Le Autorevoli1/ Un concentrato di autorevolezza

13 Aprile 2012
di Ritanna Armeni

Il numero 92 della rivista Leggendaria (www.leggendaria.it) è dedicato alle Autorevoli, ovvero le politiche italiane ed europee che stanno decidendo i nostri destini. Analisi e riflessioni sul nuovo corso della politica e in attesa delle prossime elezioni amministrative. Nel sito pubblichiamo gli articoli di Ritanna Armeni, Anna Maria Crispino, Monica Luongo, Bia Sarasini.

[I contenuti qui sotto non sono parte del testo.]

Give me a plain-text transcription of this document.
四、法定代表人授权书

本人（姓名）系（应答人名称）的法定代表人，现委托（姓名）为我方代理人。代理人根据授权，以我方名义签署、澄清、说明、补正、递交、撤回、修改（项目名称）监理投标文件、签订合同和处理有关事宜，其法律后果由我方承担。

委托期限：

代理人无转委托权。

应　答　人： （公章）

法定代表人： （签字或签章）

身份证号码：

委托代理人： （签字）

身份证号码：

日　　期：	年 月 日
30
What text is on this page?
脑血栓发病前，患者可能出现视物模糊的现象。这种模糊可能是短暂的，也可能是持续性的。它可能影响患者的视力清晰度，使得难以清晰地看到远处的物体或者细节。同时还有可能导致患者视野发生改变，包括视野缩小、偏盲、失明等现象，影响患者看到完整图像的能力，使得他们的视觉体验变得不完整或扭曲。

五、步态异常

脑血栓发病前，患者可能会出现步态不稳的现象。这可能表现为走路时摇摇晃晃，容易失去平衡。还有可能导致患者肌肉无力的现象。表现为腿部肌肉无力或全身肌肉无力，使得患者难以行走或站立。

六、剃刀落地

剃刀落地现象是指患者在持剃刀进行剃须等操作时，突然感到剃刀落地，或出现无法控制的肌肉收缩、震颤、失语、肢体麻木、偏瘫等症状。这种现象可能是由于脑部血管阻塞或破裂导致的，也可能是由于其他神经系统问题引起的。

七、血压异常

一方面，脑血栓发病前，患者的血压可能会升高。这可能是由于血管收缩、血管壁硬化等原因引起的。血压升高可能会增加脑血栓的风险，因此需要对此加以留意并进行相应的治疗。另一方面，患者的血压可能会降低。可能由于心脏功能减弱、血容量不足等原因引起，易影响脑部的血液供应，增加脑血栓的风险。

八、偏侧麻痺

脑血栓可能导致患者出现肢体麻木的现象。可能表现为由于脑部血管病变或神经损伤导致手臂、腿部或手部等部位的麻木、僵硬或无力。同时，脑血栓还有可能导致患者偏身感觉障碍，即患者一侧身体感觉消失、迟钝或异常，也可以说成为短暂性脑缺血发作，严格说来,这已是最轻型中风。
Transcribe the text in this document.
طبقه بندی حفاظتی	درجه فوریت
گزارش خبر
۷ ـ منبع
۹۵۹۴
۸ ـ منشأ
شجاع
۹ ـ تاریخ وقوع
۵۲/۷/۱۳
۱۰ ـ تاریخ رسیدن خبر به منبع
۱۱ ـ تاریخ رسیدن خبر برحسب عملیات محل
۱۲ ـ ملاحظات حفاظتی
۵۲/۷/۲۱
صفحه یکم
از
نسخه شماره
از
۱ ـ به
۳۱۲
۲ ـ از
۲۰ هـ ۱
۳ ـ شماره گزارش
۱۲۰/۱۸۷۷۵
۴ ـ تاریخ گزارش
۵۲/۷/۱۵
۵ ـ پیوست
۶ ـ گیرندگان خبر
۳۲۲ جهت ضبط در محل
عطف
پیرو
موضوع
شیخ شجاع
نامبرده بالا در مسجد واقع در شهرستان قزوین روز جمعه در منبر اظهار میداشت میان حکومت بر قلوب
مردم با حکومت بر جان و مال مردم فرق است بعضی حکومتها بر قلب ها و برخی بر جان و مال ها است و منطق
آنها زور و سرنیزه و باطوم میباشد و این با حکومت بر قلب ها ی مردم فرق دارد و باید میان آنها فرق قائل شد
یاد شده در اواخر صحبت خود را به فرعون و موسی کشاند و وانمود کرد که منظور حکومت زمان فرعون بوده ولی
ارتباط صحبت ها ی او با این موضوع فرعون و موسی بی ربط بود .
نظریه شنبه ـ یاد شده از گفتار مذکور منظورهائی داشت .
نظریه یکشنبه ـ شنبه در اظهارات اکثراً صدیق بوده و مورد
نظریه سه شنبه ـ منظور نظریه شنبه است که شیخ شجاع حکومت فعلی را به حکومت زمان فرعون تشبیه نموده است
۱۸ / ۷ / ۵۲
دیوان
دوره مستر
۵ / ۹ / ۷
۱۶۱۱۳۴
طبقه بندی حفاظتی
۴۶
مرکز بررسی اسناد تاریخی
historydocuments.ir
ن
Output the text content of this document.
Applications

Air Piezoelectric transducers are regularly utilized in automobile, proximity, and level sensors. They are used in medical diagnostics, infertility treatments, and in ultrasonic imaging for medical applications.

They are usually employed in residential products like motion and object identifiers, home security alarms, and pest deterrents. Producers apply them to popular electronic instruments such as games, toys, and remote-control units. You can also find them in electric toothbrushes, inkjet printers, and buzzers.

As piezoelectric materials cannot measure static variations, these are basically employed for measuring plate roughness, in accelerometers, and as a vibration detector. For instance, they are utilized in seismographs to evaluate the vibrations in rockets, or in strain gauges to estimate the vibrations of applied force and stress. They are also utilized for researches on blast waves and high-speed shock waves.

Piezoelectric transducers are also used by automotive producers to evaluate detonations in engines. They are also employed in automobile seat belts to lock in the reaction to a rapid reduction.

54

Il 20 marzo verrà invece presentato alla Casa Internazionale delle donne di Roma, alle 18.30, il numero 91 della rivista, dedicato alle Giovani Guerriere.

L’Italia non è certo un paese che può vantare una tradizione di donne ai posti di comando, di donne che decidono e governano. Nelle scorse settimane abbiamo perciò assistito a una strano e straordinario avvenimento. La principale, più controversa e più dolorosa questione politica e sociale, il lavoro (che al momento in cui scrivo pare sia in dirittura d’arrivo per un accordo), è stata posta nelle mani di tre donne: Elsa Fornero, ministro del Welfare e delle Pari opportunità, Susanna Camusso segretaria della Cgil, ed Emma Marcegaglia, presidente di Confindustria. Così all’aspettativa  generale se ne è aggiunta un’altra: le tre donne si sarebbero comportate in modo diverso dagli uomini? avrebbero saputo dare al loro rapporto una valenza che lo distinguesse da quello di tre uomini impegnati sugli stessi problemi?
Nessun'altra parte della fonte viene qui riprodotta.